If Walls Could Talk

Exploring color stories in museum exhibitions.

By Guest Blogger, Luanne Stovall, Artist, Designer & Color Theorist.

 

Alexander Calder and Pablo Picasso, Museum of Fine Arts, Houston.

Alexander Calder and Pablo Picasso, Museum of Fine Arts, Houston.

Whenever I visit a new museum show, I always check out the color palette first. The colors featured on the banners outside, the splashy title inside, the merchandise in the gift shop, the art itself, and especially the gallery walls are all part of an orchestrated color story. Together, they might establish the theme, set the mood, echo or contrast with the artwork, and more.

I’m so obsessed with color myself, I usually try to guess what the palette will be before I get there! For most of us, though, color tends to operate a bit under the radar. We generally focus more on the art and ignore the walls. Yet even if we don’t realize it, the colors in the exhibition affect the way we see the art. Light or dark, warm or cool, saturated or muted, the color story is full of important information hidden in plain sight.

Going to an art museum is a great way to practice color theory because every exhibition offers a case study in color interaction. There’s also the whole underappreciated territory of “color codes” to consider—all the overlapping meanings, ideas, associations, and (usually hidden) biases that colors carry with them.

Working deliberately and appropriately with color stories is one of the keys to good exhibition design. It’s also the kind of thing that bothers the hell out of me when it’s done poorly. So I decided to begin a series of posts exploring how color palettes function in art exhibitions, starting with my recent visit to the Museum of Fine Arts, Houston.

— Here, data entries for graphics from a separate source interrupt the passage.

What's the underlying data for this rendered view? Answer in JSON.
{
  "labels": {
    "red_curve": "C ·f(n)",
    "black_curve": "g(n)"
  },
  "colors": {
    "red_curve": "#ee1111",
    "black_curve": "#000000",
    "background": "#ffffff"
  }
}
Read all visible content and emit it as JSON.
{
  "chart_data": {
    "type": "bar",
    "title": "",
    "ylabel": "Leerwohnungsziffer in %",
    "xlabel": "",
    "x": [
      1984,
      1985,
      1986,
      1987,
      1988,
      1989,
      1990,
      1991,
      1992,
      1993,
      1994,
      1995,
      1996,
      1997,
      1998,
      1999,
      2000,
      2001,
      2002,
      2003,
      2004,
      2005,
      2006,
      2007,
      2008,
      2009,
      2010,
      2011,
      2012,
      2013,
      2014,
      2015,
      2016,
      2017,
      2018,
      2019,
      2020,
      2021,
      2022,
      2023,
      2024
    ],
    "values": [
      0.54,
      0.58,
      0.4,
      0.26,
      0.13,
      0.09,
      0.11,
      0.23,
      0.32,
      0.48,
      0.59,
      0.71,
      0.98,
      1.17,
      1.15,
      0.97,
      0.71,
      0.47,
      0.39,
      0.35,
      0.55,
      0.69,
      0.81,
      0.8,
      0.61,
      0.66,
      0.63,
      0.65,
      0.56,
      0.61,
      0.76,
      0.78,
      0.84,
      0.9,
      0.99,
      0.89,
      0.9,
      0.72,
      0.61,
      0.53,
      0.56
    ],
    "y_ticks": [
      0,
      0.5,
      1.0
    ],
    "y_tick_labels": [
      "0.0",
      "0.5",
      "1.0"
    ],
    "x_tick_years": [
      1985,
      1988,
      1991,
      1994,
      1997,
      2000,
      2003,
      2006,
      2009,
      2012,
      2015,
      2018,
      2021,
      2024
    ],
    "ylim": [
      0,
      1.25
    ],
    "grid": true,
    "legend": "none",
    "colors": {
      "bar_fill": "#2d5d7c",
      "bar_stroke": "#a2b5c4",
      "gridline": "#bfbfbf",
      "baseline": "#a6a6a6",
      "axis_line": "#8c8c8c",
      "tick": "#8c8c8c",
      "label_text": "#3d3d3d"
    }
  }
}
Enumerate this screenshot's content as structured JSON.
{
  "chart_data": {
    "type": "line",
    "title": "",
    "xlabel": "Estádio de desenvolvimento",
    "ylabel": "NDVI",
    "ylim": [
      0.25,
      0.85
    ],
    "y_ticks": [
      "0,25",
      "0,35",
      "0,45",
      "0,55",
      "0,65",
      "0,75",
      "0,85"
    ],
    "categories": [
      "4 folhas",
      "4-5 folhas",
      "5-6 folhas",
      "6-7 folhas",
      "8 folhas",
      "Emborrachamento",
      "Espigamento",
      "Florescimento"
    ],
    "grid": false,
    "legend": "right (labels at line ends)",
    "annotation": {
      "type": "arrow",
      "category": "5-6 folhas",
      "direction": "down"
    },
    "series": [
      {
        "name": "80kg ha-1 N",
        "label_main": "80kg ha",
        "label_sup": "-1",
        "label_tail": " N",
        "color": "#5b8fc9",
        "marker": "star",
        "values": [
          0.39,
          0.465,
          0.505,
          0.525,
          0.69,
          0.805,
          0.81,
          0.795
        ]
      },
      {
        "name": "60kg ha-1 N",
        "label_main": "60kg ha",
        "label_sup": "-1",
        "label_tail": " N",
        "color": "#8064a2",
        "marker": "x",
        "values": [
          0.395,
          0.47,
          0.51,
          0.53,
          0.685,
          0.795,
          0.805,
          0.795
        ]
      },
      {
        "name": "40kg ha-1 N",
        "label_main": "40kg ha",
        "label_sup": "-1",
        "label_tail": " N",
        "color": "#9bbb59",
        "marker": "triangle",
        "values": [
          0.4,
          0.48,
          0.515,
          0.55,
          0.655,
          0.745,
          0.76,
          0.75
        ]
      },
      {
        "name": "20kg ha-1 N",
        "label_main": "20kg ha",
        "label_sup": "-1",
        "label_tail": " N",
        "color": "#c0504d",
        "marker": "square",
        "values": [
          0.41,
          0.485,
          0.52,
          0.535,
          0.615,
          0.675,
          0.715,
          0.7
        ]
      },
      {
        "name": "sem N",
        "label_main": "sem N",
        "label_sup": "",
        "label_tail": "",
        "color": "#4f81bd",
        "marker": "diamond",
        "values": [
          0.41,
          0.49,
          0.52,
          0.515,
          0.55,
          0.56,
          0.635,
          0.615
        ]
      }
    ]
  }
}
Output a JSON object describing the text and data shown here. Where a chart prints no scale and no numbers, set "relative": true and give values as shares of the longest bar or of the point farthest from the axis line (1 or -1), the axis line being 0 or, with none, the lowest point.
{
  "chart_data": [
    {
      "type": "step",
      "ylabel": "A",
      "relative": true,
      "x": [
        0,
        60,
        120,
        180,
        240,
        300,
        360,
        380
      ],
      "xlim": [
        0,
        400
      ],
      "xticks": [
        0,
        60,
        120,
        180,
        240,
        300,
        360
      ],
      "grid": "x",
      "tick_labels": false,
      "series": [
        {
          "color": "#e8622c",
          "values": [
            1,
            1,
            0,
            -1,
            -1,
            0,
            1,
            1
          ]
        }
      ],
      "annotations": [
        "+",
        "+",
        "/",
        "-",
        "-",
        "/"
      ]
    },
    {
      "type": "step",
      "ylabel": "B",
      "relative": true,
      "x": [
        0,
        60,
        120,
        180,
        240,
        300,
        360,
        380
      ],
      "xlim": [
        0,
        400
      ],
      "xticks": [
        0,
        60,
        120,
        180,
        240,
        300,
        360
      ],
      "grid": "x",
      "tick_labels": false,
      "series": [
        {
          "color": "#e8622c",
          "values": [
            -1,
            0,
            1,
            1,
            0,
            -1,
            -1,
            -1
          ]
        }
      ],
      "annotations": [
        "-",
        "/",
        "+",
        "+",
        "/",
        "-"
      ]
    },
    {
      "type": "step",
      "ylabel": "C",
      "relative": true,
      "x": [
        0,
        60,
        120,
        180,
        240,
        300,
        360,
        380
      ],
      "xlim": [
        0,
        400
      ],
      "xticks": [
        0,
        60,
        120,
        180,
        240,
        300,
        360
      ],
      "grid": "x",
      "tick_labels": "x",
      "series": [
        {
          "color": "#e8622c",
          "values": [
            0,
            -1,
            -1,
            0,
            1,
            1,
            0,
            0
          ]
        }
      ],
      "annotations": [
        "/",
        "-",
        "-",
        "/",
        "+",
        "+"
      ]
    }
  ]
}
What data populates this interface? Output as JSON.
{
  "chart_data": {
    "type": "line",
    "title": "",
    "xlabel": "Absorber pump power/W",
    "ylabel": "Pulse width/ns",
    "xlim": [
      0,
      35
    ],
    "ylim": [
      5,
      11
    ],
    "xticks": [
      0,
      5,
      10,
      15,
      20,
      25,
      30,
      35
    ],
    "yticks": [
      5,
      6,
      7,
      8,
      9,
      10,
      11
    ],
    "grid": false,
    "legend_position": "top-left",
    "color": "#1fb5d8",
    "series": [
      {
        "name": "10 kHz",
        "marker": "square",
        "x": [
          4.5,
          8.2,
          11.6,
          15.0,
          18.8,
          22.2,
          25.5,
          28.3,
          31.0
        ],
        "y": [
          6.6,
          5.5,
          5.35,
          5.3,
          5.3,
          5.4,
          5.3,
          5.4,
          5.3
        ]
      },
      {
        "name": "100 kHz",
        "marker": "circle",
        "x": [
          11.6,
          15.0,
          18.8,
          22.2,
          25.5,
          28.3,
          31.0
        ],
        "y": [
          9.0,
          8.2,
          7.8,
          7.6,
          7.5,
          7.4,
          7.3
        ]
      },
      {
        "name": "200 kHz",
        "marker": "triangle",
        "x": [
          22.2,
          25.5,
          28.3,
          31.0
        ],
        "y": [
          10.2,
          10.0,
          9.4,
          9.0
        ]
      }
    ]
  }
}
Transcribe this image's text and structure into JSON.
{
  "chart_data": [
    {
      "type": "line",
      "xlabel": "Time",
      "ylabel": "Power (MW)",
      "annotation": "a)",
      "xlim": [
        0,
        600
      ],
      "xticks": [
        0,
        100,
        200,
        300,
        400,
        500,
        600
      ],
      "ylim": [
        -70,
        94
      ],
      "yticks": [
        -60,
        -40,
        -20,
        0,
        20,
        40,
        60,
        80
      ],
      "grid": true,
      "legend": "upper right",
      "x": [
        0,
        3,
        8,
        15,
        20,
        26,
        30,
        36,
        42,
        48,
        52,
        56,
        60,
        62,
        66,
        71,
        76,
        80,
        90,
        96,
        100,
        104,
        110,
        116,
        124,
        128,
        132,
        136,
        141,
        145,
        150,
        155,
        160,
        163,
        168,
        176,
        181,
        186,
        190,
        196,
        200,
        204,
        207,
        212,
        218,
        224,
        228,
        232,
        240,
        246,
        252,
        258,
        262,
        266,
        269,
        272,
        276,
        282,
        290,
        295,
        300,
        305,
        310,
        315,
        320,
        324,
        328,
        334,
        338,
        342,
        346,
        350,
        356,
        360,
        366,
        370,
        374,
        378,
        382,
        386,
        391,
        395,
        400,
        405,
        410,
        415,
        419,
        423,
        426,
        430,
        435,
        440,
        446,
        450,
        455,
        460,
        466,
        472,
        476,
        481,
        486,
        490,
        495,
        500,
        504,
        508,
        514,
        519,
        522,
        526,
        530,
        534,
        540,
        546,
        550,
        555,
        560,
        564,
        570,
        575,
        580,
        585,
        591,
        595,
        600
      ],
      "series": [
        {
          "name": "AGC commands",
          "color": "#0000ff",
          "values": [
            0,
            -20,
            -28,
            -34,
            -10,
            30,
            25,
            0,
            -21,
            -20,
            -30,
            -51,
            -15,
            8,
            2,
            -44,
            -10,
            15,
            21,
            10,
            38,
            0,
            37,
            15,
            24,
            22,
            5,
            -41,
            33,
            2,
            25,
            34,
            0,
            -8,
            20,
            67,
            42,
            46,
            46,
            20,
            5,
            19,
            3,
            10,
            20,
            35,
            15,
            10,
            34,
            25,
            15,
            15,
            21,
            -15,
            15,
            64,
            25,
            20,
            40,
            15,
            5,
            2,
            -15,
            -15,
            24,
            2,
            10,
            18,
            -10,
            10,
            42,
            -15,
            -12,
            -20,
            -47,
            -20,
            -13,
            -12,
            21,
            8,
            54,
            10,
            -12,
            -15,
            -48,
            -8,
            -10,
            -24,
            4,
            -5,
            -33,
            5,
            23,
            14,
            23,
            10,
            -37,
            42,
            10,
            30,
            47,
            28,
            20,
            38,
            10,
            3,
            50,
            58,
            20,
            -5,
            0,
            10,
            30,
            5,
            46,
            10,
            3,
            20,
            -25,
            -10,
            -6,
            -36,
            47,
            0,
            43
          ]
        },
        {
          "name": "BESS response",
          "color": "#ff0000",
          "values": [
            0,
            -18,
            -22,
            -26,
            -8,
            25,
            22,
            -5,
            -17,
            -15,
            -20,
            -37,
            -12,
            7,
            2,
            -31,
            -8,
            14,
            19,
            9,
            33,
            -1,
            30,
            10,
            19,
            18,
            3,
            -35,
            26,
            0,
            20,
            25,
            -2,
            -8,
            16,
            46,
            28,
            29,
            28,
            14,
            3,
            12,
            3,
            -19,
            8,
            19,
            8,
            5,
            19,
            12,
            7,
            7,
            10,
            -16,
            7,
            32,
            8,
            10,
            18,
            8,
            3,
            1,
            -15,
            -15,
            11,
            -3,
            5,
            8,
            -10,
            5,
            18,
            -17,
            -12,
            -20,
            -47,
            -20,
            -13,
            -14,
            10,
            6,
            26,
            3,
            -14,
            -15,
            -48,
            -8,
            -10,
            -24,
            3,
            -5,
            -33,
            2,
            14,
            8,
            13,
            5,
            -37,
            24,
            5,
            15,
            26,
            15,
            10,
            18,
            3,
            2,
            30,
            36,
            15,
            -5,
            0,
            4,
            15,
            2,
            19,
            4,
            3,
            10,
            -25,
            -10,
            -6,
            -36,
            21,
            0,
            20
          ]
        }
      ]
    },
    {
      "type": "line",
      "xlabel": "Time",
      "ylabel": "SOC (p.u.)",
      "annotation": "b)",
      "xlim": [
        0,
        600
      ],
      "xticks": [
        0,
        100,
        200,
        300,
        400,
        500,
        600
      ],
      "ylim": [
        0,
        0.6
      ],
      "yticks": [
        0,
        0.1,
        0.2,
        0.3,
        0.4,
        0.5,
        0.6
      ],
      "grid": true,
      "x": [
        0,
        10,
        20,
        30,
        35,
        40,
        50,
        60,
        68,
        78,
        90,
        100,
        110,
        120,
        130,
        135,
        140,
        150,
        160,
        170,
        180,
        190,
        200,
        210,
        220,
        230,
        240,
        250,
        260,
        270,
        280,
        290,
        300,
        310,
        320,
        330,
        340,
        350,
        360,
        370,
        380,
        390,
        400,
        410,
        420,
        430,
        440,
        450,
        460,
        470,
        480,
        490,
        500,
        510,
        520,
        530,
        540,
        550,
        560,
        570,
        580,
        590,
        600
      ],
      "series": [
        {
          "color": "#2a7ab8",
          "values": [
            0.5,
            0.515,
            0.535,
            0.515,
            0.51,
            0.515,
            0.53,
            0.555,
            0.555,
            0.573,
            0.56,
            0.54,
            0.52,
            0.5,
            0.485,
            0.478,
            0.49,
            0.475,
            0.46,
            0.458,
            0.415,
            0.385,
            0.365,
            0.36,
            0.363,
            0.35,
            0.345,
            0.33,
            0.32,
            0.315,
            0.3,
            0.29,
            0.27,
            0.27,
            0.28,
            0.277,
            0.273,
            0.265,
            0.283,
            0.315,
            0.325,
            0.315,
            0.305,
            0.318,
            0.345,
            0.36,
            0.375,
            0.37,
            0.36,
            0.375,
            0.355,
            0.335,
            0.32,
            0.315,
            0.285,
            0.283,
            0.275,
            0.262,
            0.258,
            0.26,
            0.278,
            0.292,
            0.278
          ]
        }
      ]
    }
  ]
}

The American Galleries, Museum of Fine Arts, Houston.

The American Galleries, Museum of Fine Arts, Houston.

Last week, I went to Houston to celebrate my birthday and soak in some art. The Calder-Picasso show was on my must-see list, especially since it was about to close. I was pretty sure the color palette would include fire engine red because Calder’s bright red-orange sculpture The Crab sits just outside the museum’s front door. Calder often included this bold hue in many of his playful sculptures and mobiles—alongside deep blue and optimistic yellow, the symbolic color triad of the 20th century. Fire engine red is hot, dangerous, and modern. Superman wears it. So do lots of other superheroes.

Picasso needed to be represented in the palette, too—and he was. In 2013, Picasso Black and White opened at the museum, a major exhibition focused on his lifelong exploration of these powerful yin-yang colors. As the lightest of the achromatic colors, white provides a neutral, serious, and sometimes sterile background that promises not to compete with the art. For decades, white or off-white has been the fallback choice for most gallery walls. White and black not only pair well with each other, they also look great with any kind of red.

Indeed, every wall but one in the Calder-Picasso show was coated in some version of white. The title wall was white, with black and red text. The second wall was painted fire engine red, an eye-catching frame for two large-scale black and white photos: one portrait of Calder, the other of Picasso.

If anything, the color balance could have been shifted a bit more toward red without overwhelming the viewer, in homage to the frisky spirit that animates the work of both artists. But overall, I thought the color strategy was effective. The restrained dose of high-energy red set the tone, while the tried-and-true white walls allowed plenty of breathing room for the art.

As soon as I left the Calder-Picasso show, I noticed another luminous red emanating from a nearby gallery. Curious, I followed the glow into an installation of early American art, fashion, and furniture. Here was that screaming fire engine red again. Only this time, it took over every wall, drowning out the art. They even doubled down on the garish gold frames around most of these paintings by covering not just the trim, but entire doorways with metallic blasts of gold. So much for balance!

The cacophony of red and gold in this gallery was cringe-worthy on several fronts, worst perhaps because it suggested that the museum was selling its own collection short. Were they trying to lend these “dusty old” works more pizazz by revving up the walls?

When you present shiny gold frames like these against so much red, they appear even brighter. Inside the frames are paintings of respectable citizens wearing their Sunday best, as well as the occasional landscape. The color palette in the artwork is deliberately restrained, with an abundance of warm and cool browns and touches of black, gray, and white. Seen against an all-encompassing red, however, the subtle pigments used by the artists end up looking muddy, drab, and dark.

To appreciate the subtle nuances of color in the artwork, the color story on the walls would need to back off and turn down the volume. Any more neutral tones could work, from colonial blue to mossy gray-green. If the design team really wanted to use red, they could choose a deeper shade of organic red, a warm earthy brown, or a lighter tone of reddish-gray.

Whether or not we’re listening, the walls are always talking. So for all of us color designers out there: what do we want them to say?